Date: Tuesday, February 15, 2022
JACKSON, Miss. — Secretary of the Interior Deb Haaland today visited several communities and sites in Mississippi to honor individuals and events that advanced the Civil Rights Movement. Secretary Haaland, White House Council on Environmental Quality Chair Brenda Mallory, and Congressman Bennie Thompson met with local officials and community leaders in the Delta region and Jackson to discuss the Biden-Harris administration’s ongoing work to advance equity and social justice, including efforts to help tell a more complete story of America.
Emmett Till’s cousin, Reverend Wheeler Parker Jr., joined the leaders for the day’s events in the Delta region. The group visited Bryant’s Grocery, the site where Till, a 14-year-old African American youth visiting from Chicago in the summer of 1955, was accused of flirting with the grocery store owner. The subsequent kidnapping and murder of Till captured national attention and helped catalyze the struggle for equal rights in Mississippi and across the nation.
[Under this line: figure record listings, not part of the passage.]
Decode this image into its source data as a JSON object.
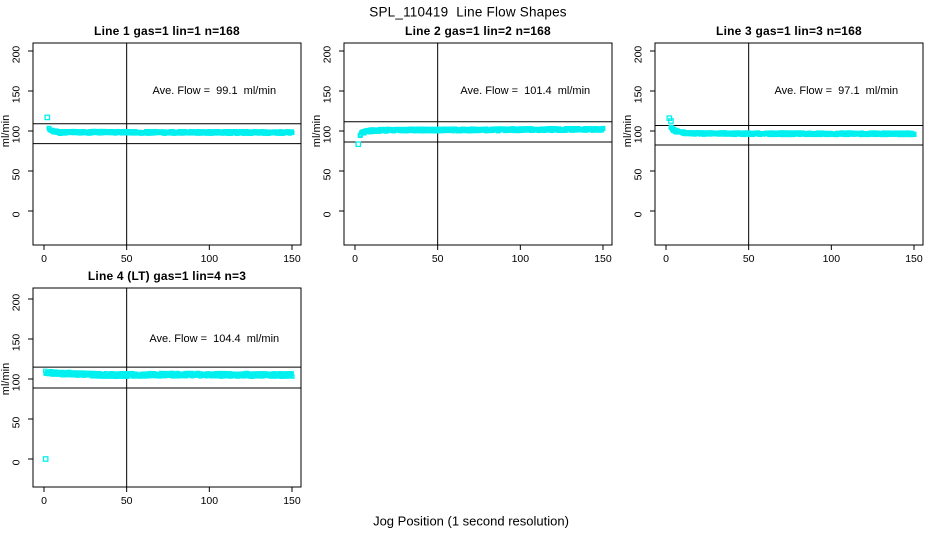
{
  "figure": {
    "title": "SPL_110419  Line Flow Shapes",
    "xlabel": "Jog Position (1 second resolution)"
  },
  "chart_data": {
    "type": "scatter",
    "title": "SPL_110419  Line Flow Shapes",
    "xlabel": "Jog Position (1 second resolution)",
    "ylabel": "ml/min",
    "marker": {
      "shape": "open-square",
      "color": "#00F0F0"
    },
    "line_color": "#000000",
    "x_ticks": [
      0,
      50,
      100,
      150
    ],
    "y_ticks": [
      0,
      50,
      100,
      150,
      200
    ],
    "xlim": [
      0,
      150
    ],
    "ylim": [
      0,
      200
    ],
    "vline_x": 50,
    "annotation_position": {
      "x": 103,
      "y": 150
    },
    "panels": [
      {
        "title": "Line 1 gas=1 lin=1 n=168",
        "annotation": "Ave. Flow =  99.1  ml/min",
        "ave_flow_ml_min": 99.1,
        "n": 168,
        "ref_upper": 109.0,
        "ref_lower": 84.2,
        "outliers": [
          [
            2,
            117
          ]
        ],
        "band": {
          "x_start": 3,
          "x_end": 150,
          "halfwidth": 1.5,
          "backbone": [
            [
              3,
              103.5
            ],
            [
              4,
              101.5
            ],
            [
              5,
              100.3
            ],
            [
              7,
              99.3
            ],
            [
              10,
              98.0
            ],
            [
              15,
              98.4
            ],
            [
              30,
              98.4
            ],
            [
              60,
              98.3
            ],
            [
              100,
              98.2
            ],
            [
              150,
              98.1
            ]
          ]
        }
      },
      {
        "title": "Line 2 gas=1 lin=2 n=168",
        "annotation": "Ave. Flow =  101.4  ml/min",
        "ave_flow_ml_min": 101.4,
        "n": 168,
        "ref_upper": 111.5,
        "ref_lower": 86.2,
        "outliers": [
          [
            2,
            83.5
          ]
        ],
        "band": {
          "x_start": 3,
          "x_end": 150,
          "halfwidth": 1.6,
          "backbone": [
            [
              3,
              95.0
            ],
            [
              4,
              97.0
            ],
            [
              5,
              98.3
            ],
            [
              7,
              99.4
            ],
            [
              10,
              100.2
            ],
            [
              15,
              100.8
            ],
            [
              30,
              101.2
            ],
            [
              60,
              101.3
            ],
            [
              100,
              101.6
            ],
            [
              130,
              101.9
            ],
            [
              150,
              102.0
            ]
          ]
        }
      },
      {
        "title": "Line 3 gas=1 lin=3 n=168",
        "annotation": "Ave. Flow =  97.1  ml/min",
        "ave_flow_ml_min": 97.1,
        "n": 168,
        "ref_upper": 106.8,
        "ref_lower": 82.5,
        "outliers": [
          [
            2,
            116
          ],
          [
            3,
            112.5
          ]
        ],
        "band": {
          "x_start": 3,
          "x_end": 150,
          "halfwidth": 1.5,
          "backbone": [
            [
              3,
              105.0
            ],
            [
              4,
              102.5
            ],
            [
              6,
              100.0
            ],
            [
              9,
              98.3
            ],
            [
              14,
              97.3
            ],
            [
              25,
              96.8
            ],
            [
              60,
              96.6
            ],
            [
              100,
              96.6
            ],
            [
              150,
              96.5
            ]
          ]
        }
      },
      {
        "title": "Line 4 (LT) gas=1 lin=4 n=3",
        "annotation": "Ave. Flow =  104.4  ml/min",
        "ave_flow_ml_min": 104.4,
        "n": 3,
        "ref_upper": 114.8,
        "ref_lower": 88.7,
        "outliers": [
          [
            1,
            0
          ]
        ],
        "band": {
          "x_start": 1,
          "x_end": 150,
          "halfwidth": 2.2,
          "backbone": [
            [
              1,
              108.3
            ],
            [
              4,
              107.8
            ],
            [
              10,
              107.0
            ],
            [
              20,
              106.2
            ],
            [
              35,
              105.2
            ],
            [
              45,
              104.9
            ],
            [
              60,
              105.3
            ],
            [
              90,
              105.4
            ],
            [
              120,
              105.2
            ],
            [
              150,
              105.0
            ]
          ]
        }
      }
    ]
  }
}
Secretary Haaland, Chair Mallory and Congressman Thompson met with local officials and community members at the Emmett Till Historic Intrepid Center in Glendora and at the Tallahatchie Courthouse where Till’s murderers were swiftly acquitted. They also visited Mound Bayou for a community meeting and tour. Mound Bayou is listed as a historic district on the National Register of Historic Places for its significance as the only chartered town founded and governed by African Americans in Mississippi since its inception in the late 1800s. Mound Bayou was also the home of T.R.M. Howard, a national civil rights leader in the Delta, who shared his home to provide a safe haven for Till’s mother, Mamie Till-Mobley, and others during the trial.
The leaders finished the day at the Medgar and Myrlie Evers Home National Monument in Jackson, a new national park unit that was authorized by the John D. Dingell Jr. Conservation, Management and Recreation Act in March 2019. The site commemorates the lives of civil rights activists Medgar and Myrlie Evers. Medgar Evers’ assassination, the first murder of a nationally significant leader of the American Civil Rights Movement, heightened public awareness of civil rights issues and became a catalyst for passage of the Civil Rights Act of 1964. Secretary Haaland, Chair Mallory and Congressman Thompson met with Reena Evers in a visit that highlighted the partnership between the National Park Service and local communities, and the Department’s ongoing efforts to steward historic sites and lands in service of equity and justice.
The National Park Service is currently conducting a Special Resource Study of significant civil rights sites in Mississippi. Authorized by Congress in 2017, the study is designed to provide Congress with critical information used in the legislative process of designating a new unit.